Their backyard just so happens to be a sprawling expanse of icy wilderness where only the bold and resourceful survive, where ancient knowledge is passed from generation to generation.
Two classes of 12 kids each in teacher Deidre McQuade’s Explore Program experienced overnight winter camping adventures with Borealis Dog Sled Adventures’ Burton Penner, Feb. 4-5 and Feb. 11-12 respectively.
Andy Kennedy accompanied the group and says that having a local asset like Burton Penner, a skilled trapper and dog sledder is key is exposing kids to outdoor pursuits while adding a heritage component.
“He makes it all happen,” said Kennedy. “It’s his passion and he’s a wealth of knowledge when it comes to anything to do with living outdoors – from making fires, to trapping animals and the parts of the beaver that are good for the dogs to eat.”

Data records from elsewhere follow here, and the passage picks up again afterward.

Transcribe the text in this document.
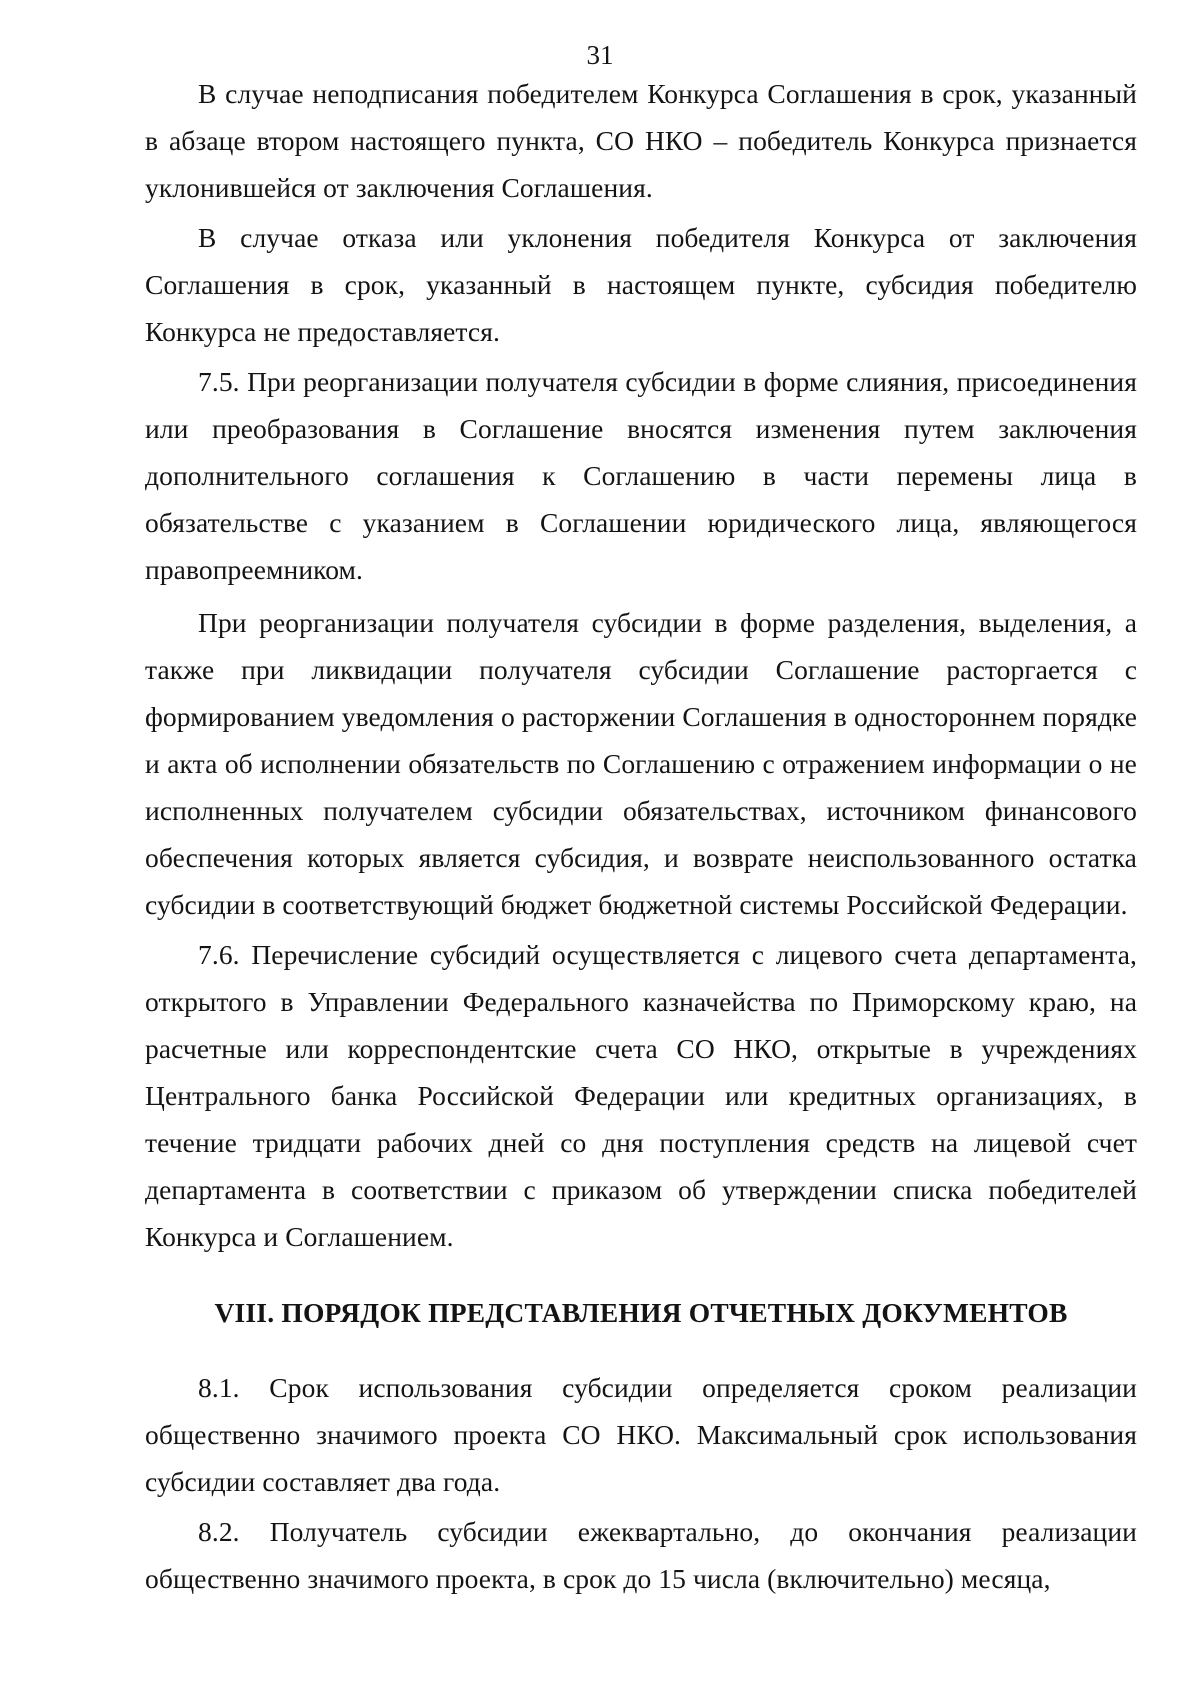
31

В случае неподписания победителем Конкурса Соглашения в срок, указанный в абзаце втором настоящего пункта, СО НКО – победитель Конкурса признается уклонившейся от заключения Соглашения.

В случае отказа или уклонения победителя Конкурса от заключения Соглашения в срок, указанный в настоящем пункте, субсидия победителю Конкурса не предоставляется.

7.5. При реорганизации получателя субсидии в форме слияния, присоединения или преобразования в Соглашение вносятся изменения путем заключения дополнительного соглашения к Соглашению в части перемены лица в обязательстве с указанием в Соглашении юридического лица, являющегося правопреемником.

При реорганизации получателя субсидии в форме разделения, выделения, а также при ликвидации получателя субсидии Соглашение расторгается с формированием уведомления о расторжении Соглашения в одностороннем порядке и акта об исполнении обязательств по Соглашению с отражением информации о не исполненных получателем субсидии обязательствах, источником финансового обеспечения которых является субсидия, и возврате неиспользованного остатка субсидии в соответствующий бюджет бюджетной системы Российской Федерации.

7.6. Перечисление субсидий осуществляется с лицевого счета департамента, открытого в Управлении Федерального казначейства по Приморскому краю, на расчетные или корреспондентские счета СО НКО, открытые в учреждениях Центрального банка Российской Федерации или кредитных организациях, в течение тридцати рабочих дней со дня поступления средств на лицевой счет департамента в соответствии с приказом об утверждении списка победителей Конкурса и Соглашением.

VIII. ПОРЯДОК ПРЕДСТАВЛЕНИЯ ОТЧЕТНЫХ ДОКУМЕНТОВ

8.1. Срок использования субсидии определяется сроком реализации общественно значимого проекта СО НКО. Максимальный срок использования субсидии составляет два года.

8.2. Получатель субсидии ежеквартально, до окончания реализации общественно значимого проекта, в срок до 15 числа (включительно) месяца,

Travelling to Penner’s remote cabin by dog sled, the students braved the elements overnight, sleeping in quinzees (dug out snow piles) or in arctic tents.
Kennedy says teachers ensured that sleeping arrangements were adequate for each student.
One does not simply drag two dozen youth into the frozen backwoods on a whim, however. The dog sled trip is the culmination of process of increasingly demanding quests embarked upon by each class throughout the school year which help students gain a tolerance for adversity and more knowledge of what they’re capable of.
“Mrs. McQuade has prerequisites, like fall camping — last year we slept in tents in the snow, by chance,” said Kennedy. They get a feeling for the kind of things they need to prepare themselves for.”